Last night I got a little time to profile the C# implementation of the serialization library that we evaluated in the previous post. With one good optimization and one gross one, I was able to get the C# implementation to execute in less time than the native C++ implementation.
The good optimization was adding a "thicker" method to the buffer manager, thereby allowing us to do a few things at once: grow the buffer if needed, set the new length, and return the buffer, all in one call. The gross optimization involved manually inlining the most commonly used methods, so that a duplicate call could be removed. A call graph may help explain this second optimization:
ClientCode
WriteProperty
WritePropertyHeader
GetAndGrowBuffer
WritePropertyValue
GetAndGrowBuffer
By manually inlining the implementation of WritePropertyHeader and WritePropertyValue inside WriteProperty, one can remove one of the two calls to GetAndGrowBuffer. This change results in "shared" code now being littered across all of the WriteProperty overloads, resulting in a poor tradeoff of maintainability for performance. Only in the most critical situations would I ever tradeoff maintainability for performance.

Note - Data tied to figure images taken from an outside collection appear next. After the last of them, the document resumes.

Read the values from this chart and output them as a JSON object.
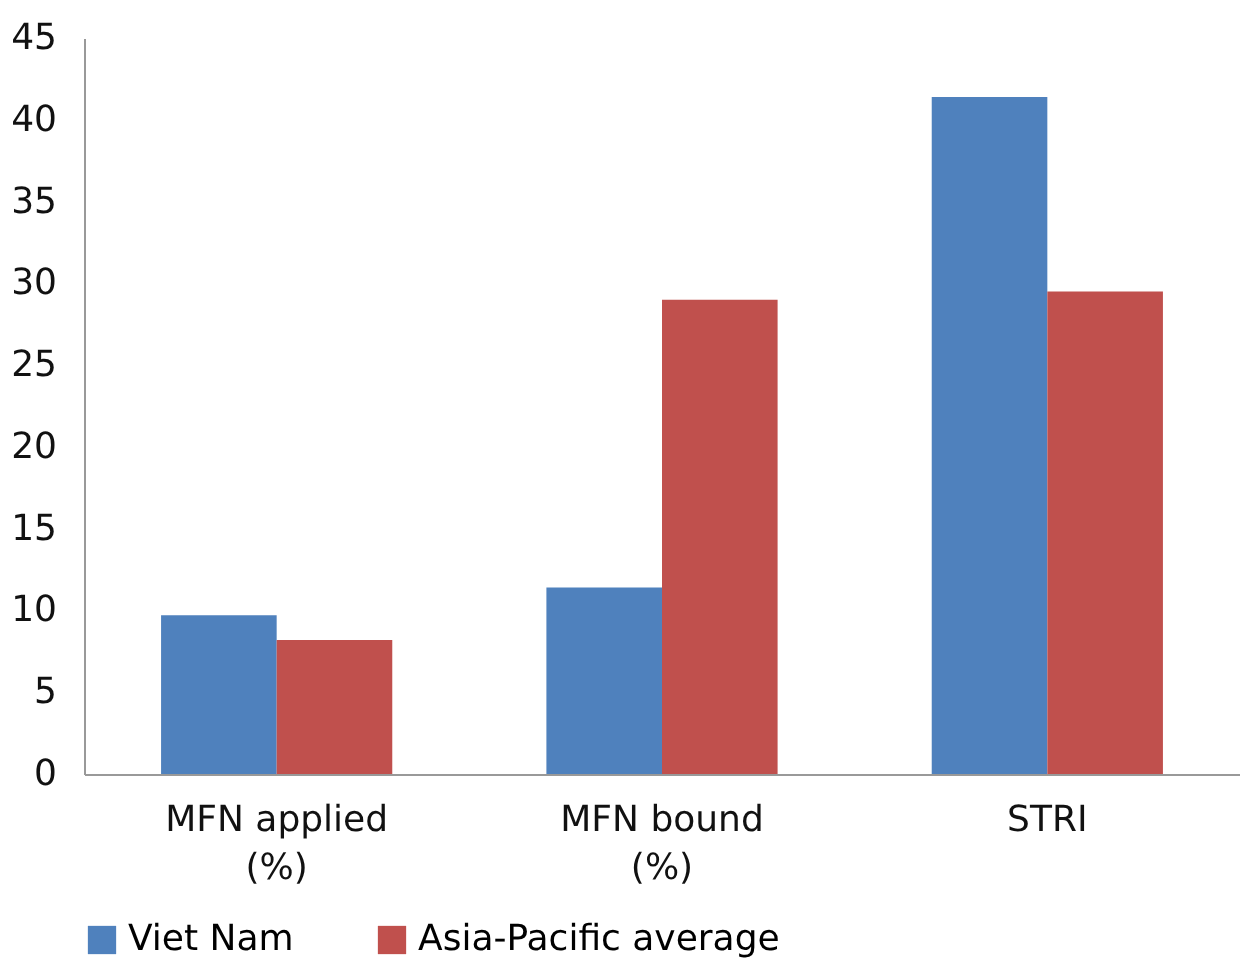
{
  "chart_data": {
    "type": "bar",
    "categories": [
      "MFN applied\n(%)",
      "MFN bound\n(%)",
      "STRI"
    ],
    "series": [
      {
        "name": "Viet Nam",
        "color": "#4f81bd",
        "values": [
          9.7,
          11.4,
          41.4
        ]
      },
      {
        "name": "Asia-Pacific average",
        "color": "#c0504d",
        "values": [
          8.2,
          29.0,
          29.5
        ]
      }
    ],
    "ylim": [
      0,
      45
    ],
    "yticks": [
      0,
      5,
      10,
      15,
      20,
      25,
      30,
      35,
      40,
      45
    ],
    "grid": false,
    "legend": "bottom"
  }
}
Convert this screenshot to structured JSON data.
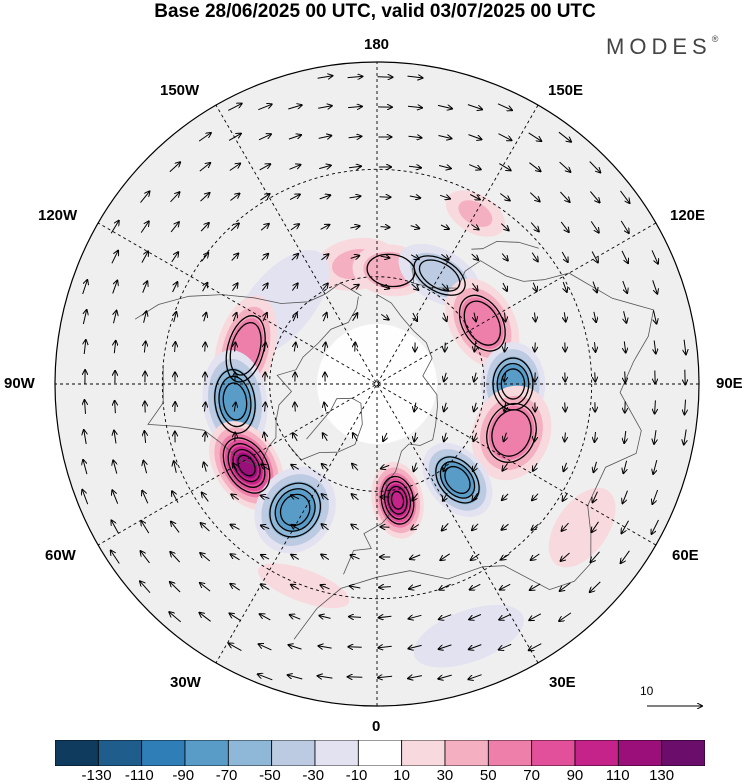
{
  "title": "Base 28/06/2025 00 UTC, valid 03/07/2025 00 UTC",
  "brand": "MODES",
  "brand_mark": "®",
  "longitude_labels": {
    "top": "180",
    "top_left": "150W",
    "top_right": "150E",
    "upper_left": "120W",
    "upper_right": "120E",
    "left": "90W",
    "right": "90E",
    "lower_left": "60W",
    "lower_right": "60E",
    "bottom_left": "30W",
    "bottom_right": "30E",
    "bottom": "0"
  },
  "vector_reference": "10",
  "colorbar": {
    "labels": [
      "-130",
      "-110",
      "-90",
      "-70",
      "-50",
      "-30",
      "-10",
      "10",
      "30",
      "50",
      "70",
      "90",
      "110",
      "130"
    ],
    "colors": [
      "#0f3b5f",
      "#1f5d8c",
      "#2f7eb7",
      "#5a9cc8",
      "#8fb8d8",
      "#bccbe2",
      "#e3e2f0",
      "#ffffff",
      "#f8d9dd",
      "#f4afc1",
      "#ee7eaa",
      "#e24f9b",
      "#c5228a",
      "#9b0f7a",
      "#6b0d6a"
    ]
  },
  "anomaly_centers": [
    {
      "lon": -170,
      "lat": 56,
      "value": 30,
      "rx": 0.13,
      "ry": 0.08
    },
    {
      "lon": 173,
      "lat": 58,
      "value": 40,
      "rx": 0.12,
      "ry": 0.08
    },
    {
      "lon": 150,
      "lat": 55,
      "value": -50,
      "rx": 0.14,
      "ry": 0.08
    },
    {
      "lon": 150,
      "lat": 35,
      "value": 30,
      "rx": 0.1,
      "ry": 0.06
    },
    {
      "lon": 120,
      "lat": 56,
      "value": 55,
      "rx": 0.15,
      "ry": 0.1
    },
    {
      "lon": -130,
      "lat": 55,
      "value": -25,
      "rx": 0.2,
      "ry": 0.1
    },
    {
      "lon": -105,
      "lat": 52,
      "value": 55,
      "rx": 0.17,
      "ry": 0.09
    },
    {
      "lon": 90,
      "lat": 52,
      "value": -80,
      "rx": 0.13,
      "ry": 0.1
    },
    {
      "lon": -83,
      "lat": 50,
      "value": -85,
      "rx": 0.16,
      "ry": 0.1
    },
    {
      "lon": 70,
      "lat": 50,
      "value": 55,
      "rx": 0.15,
      "ry": 0.12
    },
    {
      "lon": -58,
      "lat": 47,
      "value": 110,
      "rx": 0.15,
      "ry": 0.1
    },
    {
      "lon": 40,
      "lat": 55,
      "value": -80,
      "rx": 0.09,
      "ry": 0.13
    },
    {
      "lon": -33,
      "lat": 48,
      "value": -90,
      "rx": 0.12,
      "ry": 0.14
    },
    {
      "lon": 10,
      "lat": 57,
      "value": 100,
      "rx": 0.08,
      "ry": 0.12
    },
    {
      "lon": -20,
      "lat": 30,
      "value": 25,
      "rx": 0.15,
      "ry": 0.05
    },
    {
      "lon": 20,
      "lat": 15,
      "value": -20,
      "rx": 0.18,
      "ry": 0.08
    },
    {
      "lon": 55,
      "lat": 20,
      "value": 15,
      "rx": 0.14,
      "ry": 0.08
    }
  ]
}
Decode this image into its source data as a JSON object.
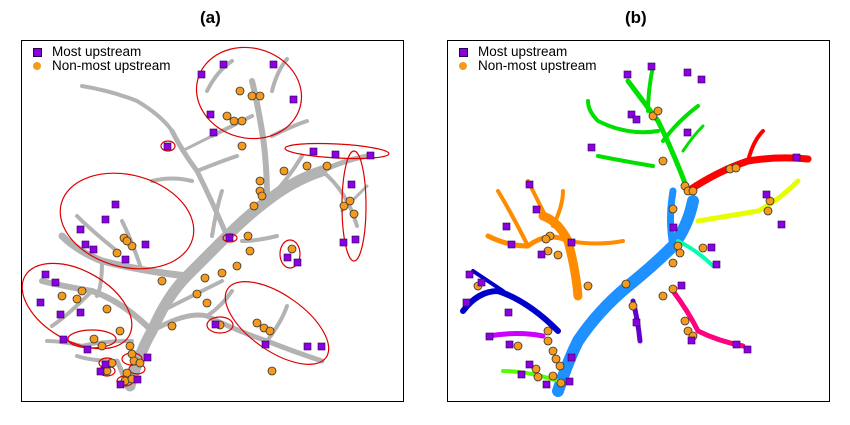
{
  "panel_a": {
    "title": "(a)",
    "legend": {
      "upstream": "Most upstream",
      "non_upstream": "Non-most upstream"
    }
  },
  "panel_b": {
    "title": "(b)",
    "legend": {
      "upstream": "Most upstream",
      "non_upstream": "Non-most upstream"
    }
  },
  "colors": {
    "network_gray": "#b3b3b3",
    "most_upstream": "#8b00e0",
    "non_most_upstream": "#f59a1c",
    "cluster_ellipse": "#dd0000",
    "subnetwork_colors": [
      "#1e90ff",
      "#ff8c00",
      "#00e000",
      "#ff0000",
      "#e6ff00",
      "#00ffb0",
      "#0000cc",
      "#cc00ff",
      "#ff0080",
      "#6600cc",
      "#55ff00"
    ]
  },
  "marker_types": [
    "square",
    "circle"
  ]
}
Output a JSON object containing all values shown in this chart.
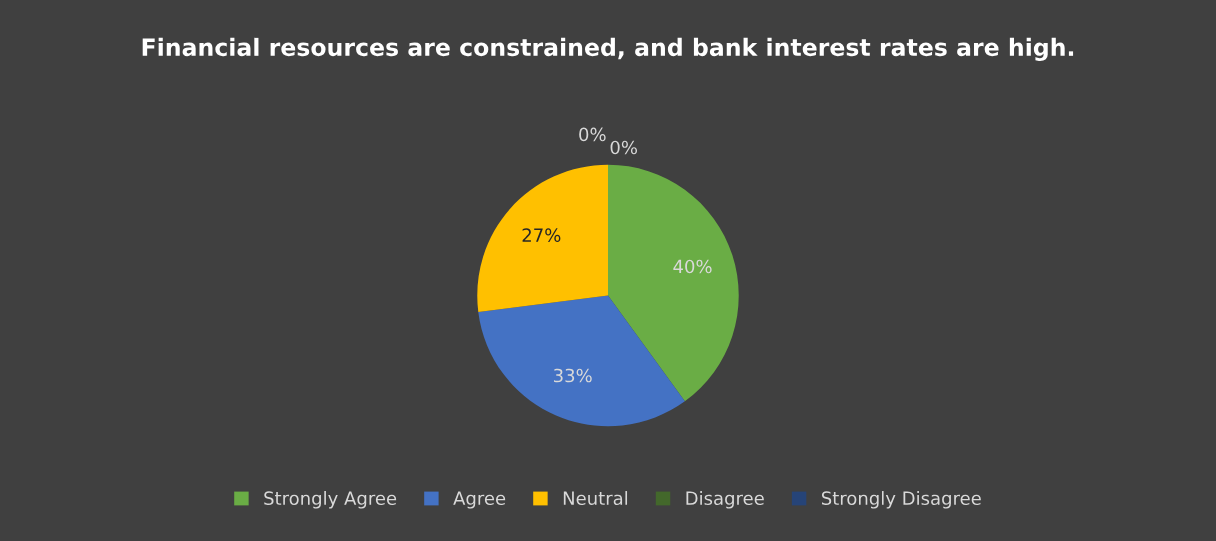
{
  "chart_data": {
    "type": "pie",
    "title": "Financial resources are constrained, and bank interest rates are high.",
    "categories": [
      "Strongly Agree",
      "Agree",
      "Neutral",
      "Disagree",
      "Strongly Disagree"
    ],
    "values": [
      40,
      33,
      27,
      0,
      0
    ],
    "colors": [
      "#6aad45",
      "#4472c4",
      "#ffc000",
      "#43682b",
      "#264478"
    ],
    "value_labels": [
      "40%",
      "33%",
      "27%",
      "0%",
      "0%"
    ],
    "legend": "bottom"
  }
}
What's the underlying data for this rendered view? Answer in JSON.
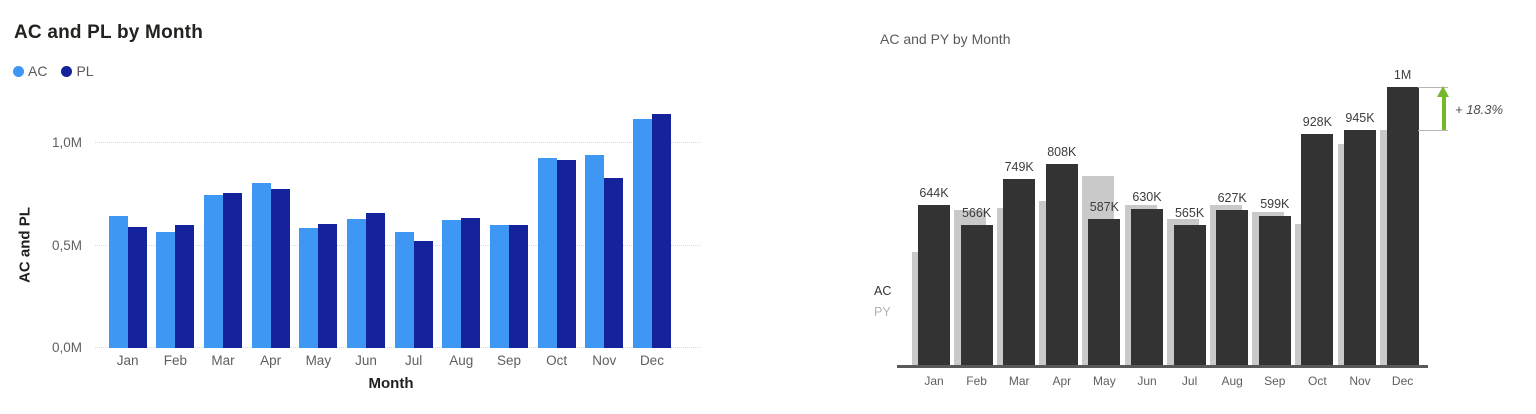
{
  "chart_data": [
    {
      "type": "bar",
      "title": "AC and PL by Month",
      "xlabel": "Month",
      "ylabel": "AC and PL",
      "y_ticks": [
        "1,0M",
        "0,5M",
        "0,0M"
      ],
      "ylim_thousands": [
        0,
        1200
      ],
      "grid": "dotted horizontal",
      "legend_position": "top-left",
      "values_unit": "thousands",
      "categories": [
        "Jan",
        "Feb",
        "Mar",
        "Apr",
        "May",
        "Jun",
        "Jul",
        "Aug",
        "Sep",
        "Oct",
        "Nov",
        "Dec"
      ],
      "series": [
        {
          "name": "AC",
          "color": "#3E97F2",
          "values": [
            644,
            566,
            749,
            808,
            587,
            630,
            565,
            627,
            599,
            928,
            945,
            1118
          ]
        },
        {
          "name": "PL",
          "color": "#14239C",
          "values": [
            590,
            600,
            755,
            775,
            605,
            660,
            525,
            635,
            600,
            920,
            830,
            1145
          ]
        }
      ]
    },
    {
      "type": "bar",
      "title": "AC and PY by Month",
      "xlabel": "",
      "ylabel": "",
      "ylim_thousands": [
        0,
        1200
      ],
      "grid": "none",
      "values_unit": "thousands",
      "categories": [
        "Jan",
        "Feb",
        "Mar",
        "Apr",
        "May",
        "Jun",
        "Jul",
        "Aug",
        "Sep",
        "Oct",
        "Nov",
        "Dec"
      ],
      "series": [
        {
          "name": "AC",
          "color": "#333333",
          "values": [
            644,
            566,
            749,
            808,
            587,
            630,
            565,
            627,
            599,
            928,
            945,
            1118
          ]
        },
        {
          "name": "PY",
          "color": "#C9C9C9",
          "values": [
            455,
            624,
            633,
            660,
            760,
            645,
            587,
            645,
            617,
            570,
            888,
            945
          ]
        }
      ],
      "data_labels": [
        "644K",
        "566K",
        "749K",
        "808K",
        "587K",
        "630K",
        "565K",
        "627K",
        "599K",
        "928K",
        "945K",
        "1M"
      ],
      "row_labels": [
        {
          "label": "AC",
          "color": "#333333"
        },
        {
          "label": "PY",
          "color": "#B3B3B3"
        }
      ],
      "annotation": {
        "label": "+ 18.3%",
        "month": "Dec",
        "arrow_color": "#76B82C"
      }
    }
  ]
}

As a reminder, here are the numbers from before:
Native | 90 ms |
Managed C++ wrapper | 130 ms |
C# rewrite | 230 ms |
The optimized version:
Optimized C# rewrite | 75 ms |
This is now 15% faster than the native implementation! I gave back some of the time to use System.String, rather than hiding the UTF-8 conversion cost like we did last time. That version is roughly 10% slower than native, a very small price to pay:
Optimized C# rewrite, w/String | 100 ms |
This isn't a fair fight, since I did not take time to optimize the native or C++ wrapper implementations. But it does illustrate that performance should not be the deciding factor when making these C++/Managed C++ wrapper/C# rewrite tradeoffs.